El caso es que la única manera de aprovechar todas las propiedades de las sardinas consiste en comerlas en lata, porque es el modo de poder comerlas enteras, para absorber por completo el calcio que va en la espina, algo que resulta muy útil en las señoras cuando empiezan a perderlo por motivos propios. Es cierto, además, que no todas las damas llevan el mismo sistema. Me parece que las que abundan en los gimnasios pueden llevar otro ritmo de alimentación, aunque tampoco tengo esto muy claro. Las sardinas, en tanto que pescado azul rico en grasas, principalmente insaturadas, pero su aporte energético puede aumentar si viene conservado en aceite.

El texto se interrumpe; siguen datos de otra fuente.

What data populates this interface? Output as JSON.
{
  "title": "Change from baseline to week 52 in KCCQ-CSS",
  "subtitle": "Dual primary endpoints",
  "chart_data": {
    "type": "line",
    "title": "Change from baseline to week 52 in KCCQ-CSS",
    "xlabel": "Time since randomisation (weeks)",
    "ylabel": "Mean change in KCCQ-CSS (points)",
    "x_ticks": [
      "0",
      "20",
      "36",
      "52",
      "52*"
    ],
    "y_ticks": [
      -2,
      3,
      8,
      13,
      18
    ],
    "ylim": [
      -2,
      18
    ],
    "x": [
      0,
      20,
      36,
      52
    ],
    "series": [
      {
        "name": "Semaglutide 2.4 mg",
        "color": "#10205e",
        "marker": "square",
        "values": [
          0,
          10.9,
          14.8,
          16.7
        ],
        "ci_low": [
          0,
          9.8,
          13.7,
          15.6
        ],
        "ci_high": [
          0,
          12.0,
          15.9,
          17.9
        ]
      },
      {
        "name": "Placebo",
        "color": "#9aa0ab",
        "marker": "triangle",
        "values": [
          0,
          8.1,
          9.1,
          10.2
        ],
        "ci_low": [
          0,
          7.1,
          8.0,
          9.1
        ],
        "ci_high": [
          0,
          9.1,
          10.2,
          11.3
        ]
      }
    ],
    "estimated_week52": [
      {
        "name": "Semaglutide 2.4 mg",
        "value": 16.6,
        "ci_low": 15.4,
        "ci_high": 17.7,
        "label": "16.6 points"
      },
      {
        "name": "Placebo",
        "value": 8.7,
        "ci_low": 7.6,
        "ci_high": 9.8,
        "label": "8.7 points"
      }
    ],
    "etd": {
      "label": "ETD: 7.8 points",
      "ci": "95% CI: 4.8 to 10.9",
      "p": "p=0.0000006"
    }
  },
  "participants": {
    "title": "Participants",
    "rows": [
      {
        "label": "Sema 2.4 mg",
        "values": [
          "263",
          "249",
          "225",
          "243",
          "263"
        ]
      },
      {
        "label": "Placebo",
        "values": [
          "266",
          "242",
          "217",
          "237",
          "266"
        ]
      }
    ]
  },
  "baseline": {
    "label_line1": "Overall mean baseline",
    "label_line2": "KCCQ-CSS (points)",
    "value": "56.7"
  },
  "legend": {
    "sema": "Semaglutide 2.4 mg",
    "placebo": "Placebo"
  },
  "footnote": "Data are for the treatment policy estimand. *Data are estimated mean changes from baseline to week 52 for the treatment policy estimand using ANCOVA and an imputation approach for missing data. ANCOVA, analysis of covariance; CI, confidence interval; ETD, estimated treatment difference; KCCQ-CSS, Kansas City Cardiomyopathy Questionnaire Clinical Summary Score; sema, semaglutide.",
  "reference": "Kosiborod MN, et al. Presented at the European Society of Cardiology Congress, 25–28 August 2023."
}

El aceite de oliva ayuda a conservar las ventajas de estos productos del mar, ayudándolos, guardándolos, conservándolos, y estas señoras que en función de su edad entran en la menopausia pueden ver pronto, mediante una lata de conservas de este tipo a la semana, como sus huesos, su corazón y su inflamación irán bajando. Las sardinas tienen tendencia a saturar, motivo por el que mantienen la masa de los músculos y siguen también siendo rico en proteínas. Tienen tres puntos clave altamente interesantes para cualquier mujer, pero también para cualquier hombre, lo que ocurre es que he visto la noticia en una revista para señoras y a partir de ahí he dado en hacer mi artículo. Es cierto que llevo tiempo viéndolo en la prensa, en los medios, pero todavía no había dado rienda suelta a mi imaginación.